For months now, the squirrels on campus have been organizing their efforts to overthrow the human dominance on campus. Just last weekend, they officially militarized Andrews Hall. It is now the military headquarters of UNL’s squirrels.
Other buildings believed to be targeted are Architecture Hall and Henzlik Hall.
The squirrels rallied around their leader, who happens to be the only black squirrel on campus, in their recent coup.
The current militarization rivals that of the fictional Ewoks in “Star Wars Episode VI,” complete with the swinging logs set up at each entrance.

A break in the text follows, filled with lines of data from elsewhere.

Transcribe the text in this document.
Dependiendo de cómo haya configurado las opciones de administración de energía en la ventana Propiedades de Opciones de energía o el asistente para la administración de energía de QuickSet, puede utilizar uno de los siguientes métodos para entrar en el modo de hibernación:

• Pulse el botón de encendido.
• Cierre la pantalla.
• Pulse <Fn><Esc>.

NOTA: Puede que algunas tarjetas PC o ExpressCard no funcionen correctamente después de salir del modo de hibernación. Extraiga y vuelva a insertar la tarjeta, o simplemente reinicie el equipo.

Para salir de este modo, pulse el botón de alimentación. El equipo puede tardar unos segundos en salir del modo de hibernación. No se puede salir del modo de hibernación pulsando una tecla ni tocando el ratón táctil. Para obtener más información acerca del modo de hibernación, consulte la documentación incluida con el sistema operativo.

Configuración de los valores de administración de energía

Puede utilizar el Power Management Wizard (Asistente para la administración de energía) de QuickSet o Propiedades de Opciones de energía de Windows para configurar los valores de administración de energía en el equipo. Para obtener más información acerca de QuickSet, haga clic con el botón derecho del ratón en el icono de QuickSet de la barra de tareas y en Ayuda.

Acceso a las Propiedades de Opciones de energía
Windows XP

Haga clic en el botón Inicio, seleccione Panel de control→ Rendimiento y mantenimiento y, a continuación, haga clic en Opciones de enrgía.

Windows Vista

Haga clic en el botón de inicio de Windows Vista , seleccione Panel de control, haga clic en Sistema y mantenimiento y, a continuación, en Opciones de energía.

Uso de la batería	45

The ragtag but hearty coalition of campus squirrels secured Andrews Hall and are reportedly holding two students, sophomore Alex Turner and junior Zoey Dalquist, hostage. They have no demands aside from complete and total human submission.
A statement was translated from the leader black squirrel through the zoology department. It read in part, “…the time for squirrel oppression is over. The rise of the squirrels has come. Humans must submit to our rule or military force with be demonstrated.”
Their message has stirred up mixed reactions from the student body.
“Aw, they’re so cute in their little acorn helmets!” Freshman Liz Hayward told the DailyER just before a warning acorn was launched past her left ear.
The squirrels are getting more and more hostile. If peace talks don’t work, then violence will surely be unleashed by the end of the week.